Diary dimanche 18 juillet 2021

Premier jour hors Ariège depuis trois ans peut-être

À célébrer ? J’ai dormi auprès d’un lac à Le Fauga, en route à Toulouse. Que des bétonniers, / trains / autoroutes / truites / moustiques – et la chaleur. Il y a trois jours j'étais près de Sentein, à 1800 mètres. Ah, la plaine!

Diary lundi 19 juillet 2021

Là, j’arrive au Pum. Des énormes hangars pas loin de Compans-Cafarelli. Cela me fait penser à un squat où j’ai passé la nuit à Bilbao. Avec un autre, on était enfermé pour la durée dans un énorme local. Peut-être en 2002. On nous a essentiellement laissé occuper l’espace, sans direction. Le décor et la manière de faire sont à peu près identiques ici - mais il y a des gens chaleureux. En réalité ce lieu est dans sa sénescence, il attend le coup fatal de l'expulsion, il reste l'équipe de veille. J’ai été reçu par quelqu’un qui a ensuite disparu, il est en train de soutenir une conversation marathon avec sa sœur dans un pays de l’Est. Plus tard, malgré la barrière de la langue, j’ai tenté de lui avancer la thèse que l’écologie est incarnée, physique, mais que nous, nous sommes devenus des machines à rayon indiscriminé. Il en va de son séjour en France – s’il ne connaît ni la langue, ni l’histoire du pays dans lequel il se trouve, il risque de se faire virer, avec ces nouvelles épreuves chauvines. Mais si les réfugiés sont malaxés par l'administration, ils ont toujours le recours à leur communauté humaine - les outils virtuels les soudent parce qu'ils favorisent le diaspore, tandis que le sédentaire n'a que son manque de paysage humain d'ailleurs. En fait les gens qui se tiennent à distance, surtout dans l'après-virus, subissent l'effet ricochet. Se sentant eux-mêmes isolés, ils s'isolent, pourque la bulle de chaleur humaine perdure mieux dans leurs têtes.

Je ne sais pas pourquoi on ne le fait pas plus remarquer. La culture « squat » est l’une des cultures les plus stables, les plus inchangées, les moins évoluées, depuis au moins les années 1970. Je n’y comprends pas grand-chose – pourquoi des lieux qui se veulent progressistes, développementaux, où toute liberté est assurément donnée à créer et à innover, est-ce que le résultat est si copié-collé? Peut-être on se laisse influencer, opprimer même? Et les moyens de bord sont à peu près pareils. On m'accuse de présomptivité. Il est vrai que ces observations pourraient provoquer de la colère, alors que je suis plutôt souriant du plaisir de la retrouvaille de lieux si familiers. L'engagement que j'apporte est, de ce fait, d'abord critique.
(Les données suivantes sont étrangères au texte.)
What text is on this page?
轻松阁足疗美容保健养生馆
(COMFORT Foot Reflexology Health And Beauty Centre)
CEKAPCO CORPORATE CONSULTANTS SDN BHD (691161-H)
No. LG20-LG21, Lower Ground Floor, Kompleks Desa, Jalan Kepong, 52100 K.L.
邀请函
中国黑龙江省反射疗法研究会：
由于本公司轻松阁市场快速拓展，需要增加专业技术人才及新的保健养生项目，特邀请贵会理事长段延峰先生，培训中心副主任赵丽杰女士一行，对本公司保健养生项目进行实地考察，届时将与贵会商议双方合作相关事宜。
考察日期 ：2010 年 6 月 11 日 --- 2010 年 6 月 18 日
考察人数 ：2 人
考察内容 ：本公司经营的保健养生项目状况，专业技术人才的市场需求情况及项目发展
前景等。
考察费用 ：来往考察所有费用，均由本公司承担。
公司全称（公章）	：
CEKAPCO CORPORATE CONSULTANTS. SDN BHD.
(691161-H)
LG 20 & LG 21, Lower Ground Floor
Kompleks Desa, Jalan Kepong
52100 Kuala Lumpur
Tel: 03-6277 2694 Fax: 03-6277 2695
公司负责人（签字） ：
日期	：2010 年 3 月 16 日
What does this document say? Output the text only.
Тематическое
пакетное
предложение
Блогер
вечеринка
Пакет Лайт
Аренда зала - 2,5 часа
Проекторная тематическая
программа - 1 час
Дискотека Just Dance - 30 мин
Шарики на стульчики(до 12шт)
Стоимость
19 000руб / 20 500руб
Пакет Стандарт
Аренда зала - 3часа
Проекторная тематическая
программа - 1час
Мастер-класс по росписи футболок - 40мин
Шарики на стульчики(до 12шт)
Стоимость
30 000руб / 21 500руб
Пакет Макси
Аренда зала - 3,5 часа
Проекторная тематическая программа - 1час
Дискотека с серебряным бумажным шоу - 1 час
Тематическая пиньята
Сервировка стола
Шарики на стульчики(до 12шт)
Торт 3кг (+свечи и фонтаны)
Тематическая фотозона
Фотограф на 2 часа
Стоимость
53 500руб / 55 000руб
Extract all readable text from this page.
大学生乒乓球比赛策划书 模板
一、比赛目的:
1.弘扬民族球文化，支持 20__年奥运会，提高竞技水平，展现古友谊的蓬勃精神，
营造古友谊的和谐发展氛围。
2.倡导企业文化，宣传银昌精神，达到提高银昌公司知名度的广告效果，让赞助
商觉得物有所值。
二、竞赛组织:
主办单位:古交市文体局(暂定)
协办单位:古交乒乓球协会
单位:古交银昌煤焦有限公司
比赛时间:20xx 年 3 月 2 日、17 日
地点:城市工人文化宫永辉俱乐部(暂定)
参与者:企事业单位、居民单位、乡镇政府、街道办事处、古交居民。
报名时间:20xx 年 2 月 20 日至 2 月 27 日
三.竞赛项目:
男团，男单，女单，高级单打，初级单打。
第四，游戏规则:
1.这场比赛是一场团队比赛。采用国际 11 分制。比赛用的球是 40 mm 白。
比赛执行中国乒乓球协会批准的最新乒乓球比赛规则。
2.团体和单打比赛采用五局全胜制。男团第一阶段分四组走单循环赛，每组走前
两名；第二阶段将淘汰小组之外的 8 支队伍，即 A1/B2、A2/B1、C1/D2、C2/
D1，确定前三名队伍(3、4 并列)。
On peut faire des hypothèses. L’Intelligence Collective, décrite par Joseph Henrich (Harvard, 2016) et que je préfère appeler la stupidité collective (l’une ne va pas sans l’autre) a besoin de « turnover », de brassage, de traces lissées. Or, le désir et l’enthousiasme des nouveaux squatteurs est de faire eux-mêmes, comme les enfants qui construisent des cabanes dans les bois. Le caractère d’un squat est d’accumuler de vastes quantités de matériel, de récup et de bouffe, de l’organiser dans l’espace, de commencer des œuvres d’art qui, étant donner le caractère impermanent d’un squat, sont éphémères. L’intelligence collective n’existe que dans la transmission de la technique "loge", avec les moyens à bord. Le collectif n’est, dan les faits, pas collectif. Le savoir de la bricole - et que de la bricole - se transmet de la génération d’avant, sans opposition – c’est le seul savoir cohérent. Il en surgit des chefs d'oeuvres, un dialecte, des futurs systèmes sociaux, par des bribes et des brins. Et l’adolescence est à perpétuité, amen.

En arrière-pensée, je sais que ces mêmes gens, s'ils se trouvent dans un lieu de savoirs fementés, un jardin par exemple, où les plantes poussent sans craindre l'abattage, ils s'appliqueront aussitôt aux exigences du devenir de ce lieu-là, qui n'est pas plus figé qu'un squat, mais qui a sa propre temporalité. Il est difficile de s'avouer qu'on est touché par les traces visibles de l'impermanence, de la destruction anticipée. Mais j'ai une conviction croissante que c'est de cela que ça traite - notre destruction de notre environnement est codifiée, comme une expiation céremoniale des traumatismes récurrents. Le squat est une oeuvre à clef.